At a time in America when slaves were just freed, she found inspiration in the lives of abolitionists and Civil War heroes. In a world which didn’t encourage women of color, through incredible determination and sense of purpose, Edmonia Lewis created great art and received world acclaim.
The daughter of a Chippewa Indian woman and an African American man, Edmonia Lewis was born about 1845 near Albany, New York. Her parents died when she was young, and she went to live with her mother’s sisters in Niagara Falls.
The Chippewa people named her Wildfire and taught her to make baskets and embroidered moccasins. Her brother, a California gold miner, arranged for her to enter Oberlin College in Ohio. At the school, Lewis was accused of theft and of trying to poison two classmates. Although she was acquitted of both charges, she was not allowed to graduate.
Moving to Boston, Lewis studied with a local sculptor and began selling her work. She opened her own studio, where she created a number of pieces, including a bust of Colonel Robert Gould Shaw, the commander of an African American Civil War regiment from Massachusetts, as well as medallion portraits of the abolitionists John Brown and William Lloyd Garrison.

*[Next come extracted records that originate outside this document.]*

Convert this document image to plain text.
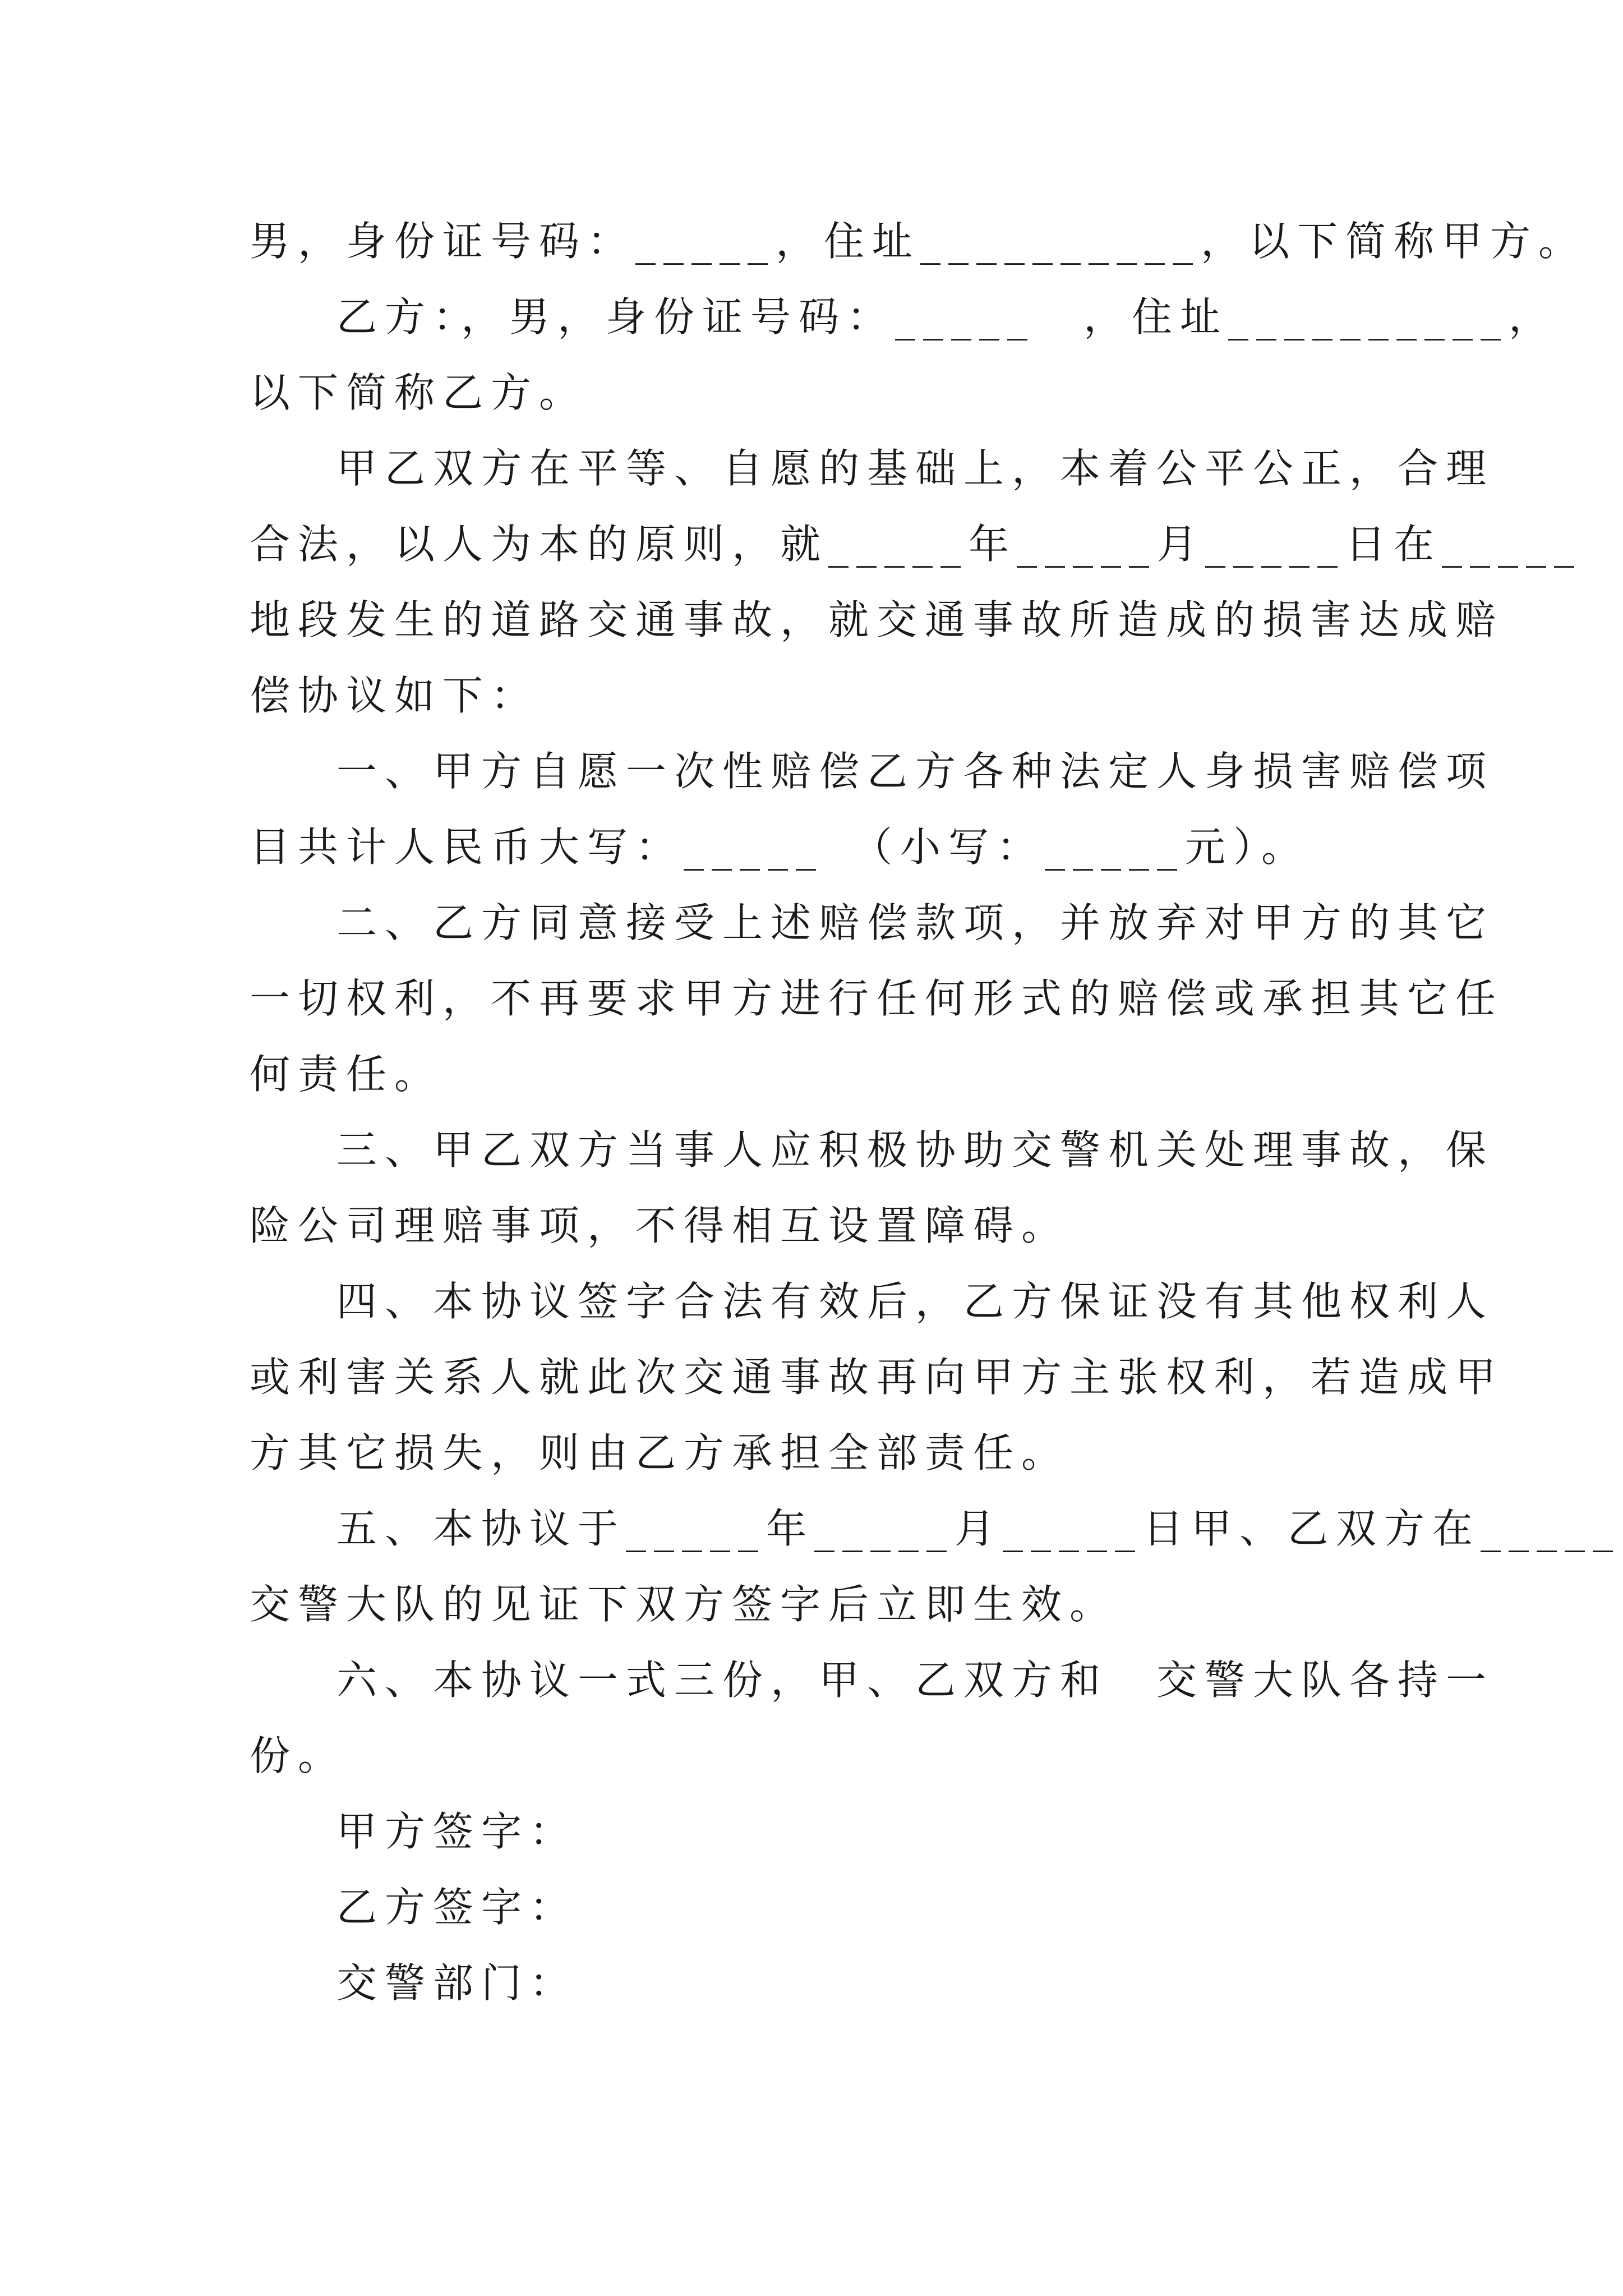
男，身份证号码：_____，住址__________，以下简称甲方。
乙方：，男，身份证号码：_____　，住址__________，
以下简称乙方。
甲乙双方在平等、自愿的基础上，本着公平公正，合理
合法，以人为本的原则，就_____年_____月_____日在_____
地段发生的道路交通事故，就交通事故所造成的损害达成赔
偿协议如下：
一、甲方自愿一次性赔偿乙方各种法定人身损害赔偿项
目共计人民币大写：_____　（小写：_____元）。
二、乙方同意接受上述赔偿款项，并放弃对甲方的其它
一切权利，不再要求甲方进行任何形式的赔偿或承担其它任
何责任。
三、甲乙双方当事人应积极协助交警机关处理事故，保
险公司理赔事项，不得相互设置障碍。
四、本协议签字合法有效后，乙方保证没有其他权利人
或利害关系人就此次交通事故再向甲方主张权利，若造成甲
方其它损失，则由乙方承担全部责任。
五、本协议于_____年_____月_____日甲、乙双方在_____
交警大队的见证下双方签字后立即生效。
六、本协议一式三份，甲、乙双方和　交警大队各持一
份。
甲方签字：
乙方签字：
交警部门：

In 1865 Lewis sailed for Europe, settling in Rome to continue her studies. She ended up staying there most of her life and becoming a member of a lesbian circle of American expatriates and artists (the group included Emma Stebbins (1815-1882) and Margaret Foley (1820-1877). Influenced by the Greco-Roman sculpture she saw there, she began creating works in a neoclassical style.
By the time she returned to the United States in 1874, her patrons included distinguished families in this country and abroad.

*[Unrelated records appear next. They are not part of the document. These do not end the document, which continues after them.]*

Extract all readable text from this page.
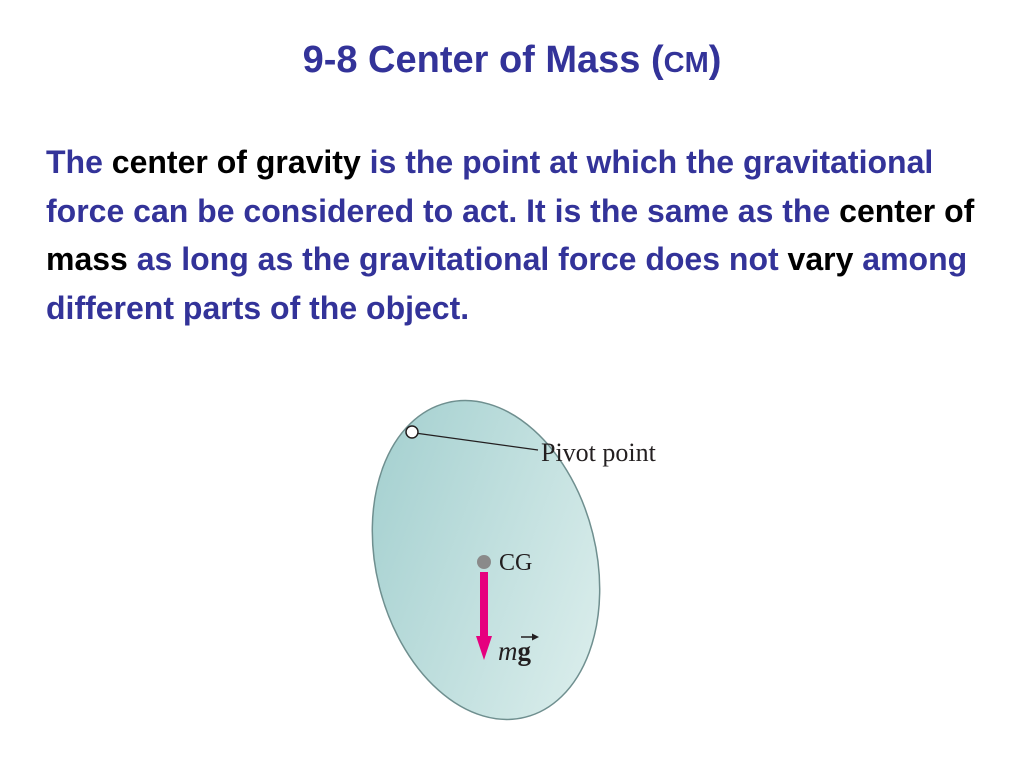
9-8 Center of Mass (CM)
The center of gravity is the point at which the gravitational force can be considered to act. It is the same as the center of mass as long as the gravitational force does not vary among different parts of the object.
Pivot point
CG
mg
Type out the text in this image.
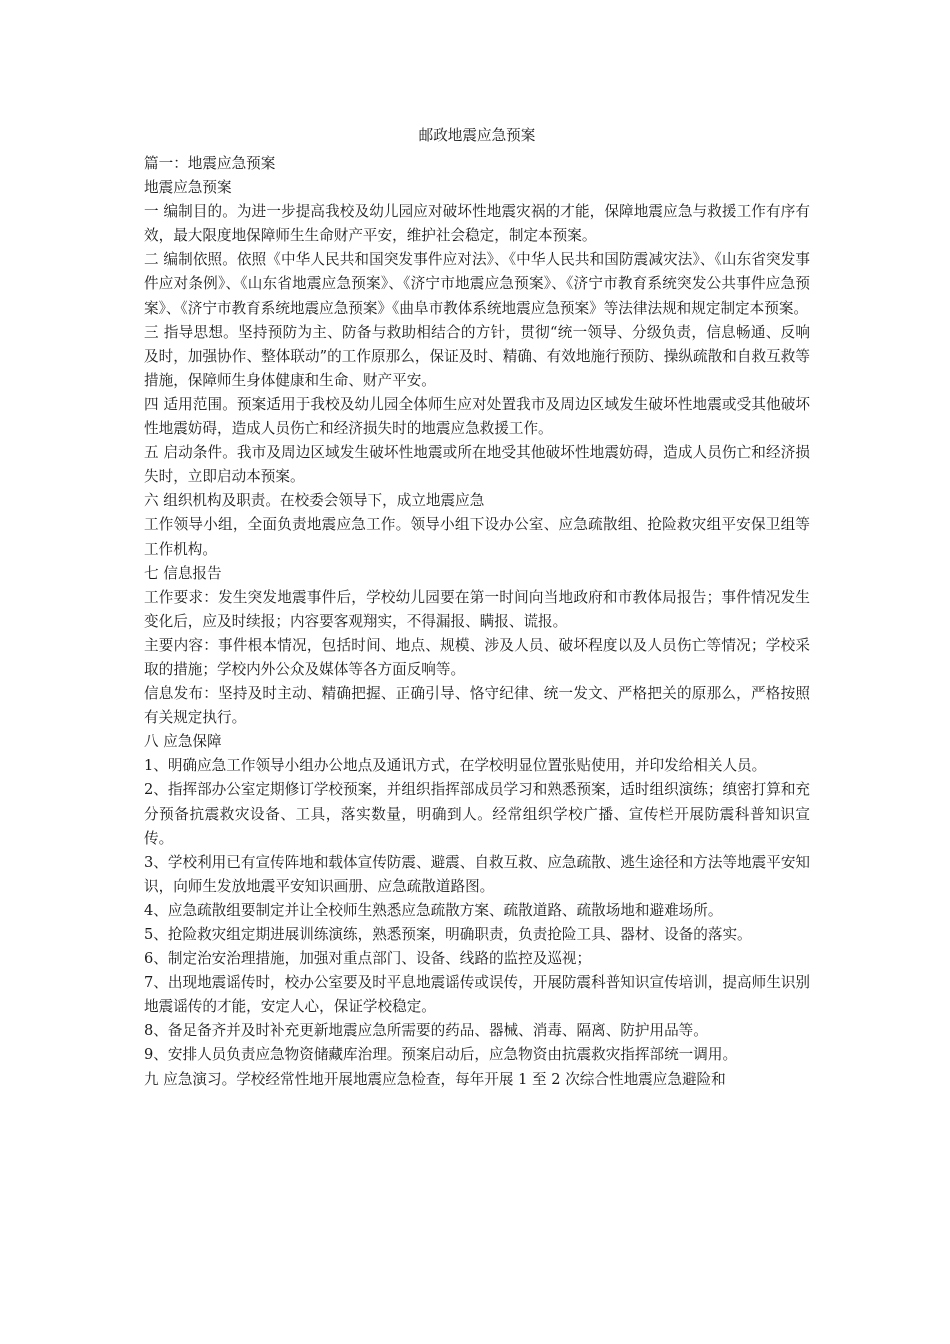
邮政地震应急预案

篇一：地震应急预案

地震应急预案

一 编制目的。为进一步提高我校及幼儿园应对破坏性地震灾祸的才能，保障地震应急与救援工作有序有效，最大限度地保障师生生命财产平安，维护社会稳定，制定本预案。

二 编制依照。依照《中华人民共和国突发事件应对法》、《中华人民共和国防震减灾法》、《山东省突发事件应对条例》、《山东省地震应急预案》、《济宁市地震应急预案》、《济宁市教育系统突发公共事件应急预案》、《济宁市教育系统地震应急预案》《曲阜市教体系统地震应急预案》等法律法规和规定制定本预案。

三 指导思想。坚持预防为主、防备与救助相结合的方针，贯彻“统一领导、分级负责，信息畅通、反响及时，加强协作、整体联动”的工作原那么，保证及时、精确、有效地施行预防、操纵疏散和自救互救等措施，保障师生身体健康和生命、财产平安。

四 适用范围。预案适用于我校及幼儿园全体师生应对处置我市及周边区域发生破坏性地震或受其他破坏性地震妨碍，造成人员伤亡和经济损失时的地震应急救援工作。

五 启动条件。我市及周边区域发生破坏性地震或所在地受其他破坏性地震妨碍，造成人员伤亡和经济损失时，立即启动本预案。

六 组织机构及职责。在校委会领导下，成立地震应急

工作领导小组，全面负责地震应急工作。领导小组下设办公室、应急疏散组、抢险救灾组平安保卫组等工作机构。

七 信息报告

工作要求：发生突发地震事件后，学校幼儿园要在第一时间向当地政府和市教体局报告；事件情况发生变化后，应及时续报；内容要客观翔实，不得漏报、瞒报、谎报。

主要内容：事件根本情况，包括时间、地点、规模、涉及人员、破坏程度以及人员伤亡等情况；学校采取的措施；学校内外公众及媒体等各方面反响等。

信息发布：坚持及时主动、精确把握、正确引导、恪守纪律、统一发文、严格把关的原那么，严格按照有关规定执行。

八 应急保障

1、明确应急工作领导小组办公地点及通讯方式，在学校明显位置张贴使用，并印发给相关人员。

2、指挥部办公室定期修订学校预案，并组织指挥部成员学习和熟悉预案，适时组织演练；缜密打算和充分预备抗震救灾设备、工具，落实数量，明确到人。经常组织学校广播、宣传栏开展防震科普知识宣传。

3、学校利用已有宣传阵地和载体宣传防震、避震、自救互救、应急疏散、逃生途径和方法等地震平安知识，向师生发放地震平安知识画册、应急疏散道路图。

4、应急疏散组要制定并让全校师生熟悉应急疏散方案、疏散道路、疏散场地和避难场所。

5、抢险救灾组定期进展训练演练，熟悉预案，明确职责，负责抢险工具、器材、设备的落实。

6、制定治安治理措施，加强对重点部门、设备、线路的监控及巡视；

7、出现地震谣传时，校办公室要及时平息地震谣传或误传，开展防震科普知识宣传培训，提高师生识别地震谣传的才能，安定人心，保证学校稳定。

8、备足备齐并及时补充更新地震应急所需要的药品、器械、消毒、隔离、防护用品等。

9、安排人员负责应急物资储藏库治理。预案启动后，应急物资由抗震救灾指挥部统一调用。

九 应急演习。学校经常性地开展地震应急检查，每年开展 1 至 2 次综合性地震应急避险和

Edmonia Lewis eventually vanished from the art world.
Lewis’s surviving works include Forever Free, which was acquired by the Howard University Gallery of Art, and Death of Cleopatra, in Washington’s National Museum of Art.
Nothing is known of Lewis' final years and her death has been calcuated to have occurred sometime around 1907.
In 1996, the PBS television network featured Lewis in a "News Hour" piece hosted by Charlayne Hunter-Gault. Her story was also told by author Rinna Evelyn Wolfe in a 1998 biography titled Edmonia Lewis: Wildfire in Marble and in A History of African American Artists from 1792 to the Present, by Romare Bearden and Harry Henderson (Pantheon, 1993).
Text Attribution: Wikipedia
4 comments:
she was just an OUTstanding artist!
i love her work-and studied it and her life deeply while in college. my concentration was not sculpture as hers was. but i do enjoy molding clay and working with wood.
magnificent work--and she put out numerous pieces considering her span of her life.
good choice mdc-more people need to know her life! her artistic eye was high above so many.
the joys her life did birth!
WTM,
I agree more people should know about her. I just learned of her myself.
I first learned of her while I was studying under Rev. Radine Amen-Ra about indigenous history. I'm glad you brought this out about her.
Ensayn,
She is another Black person that more people should know about.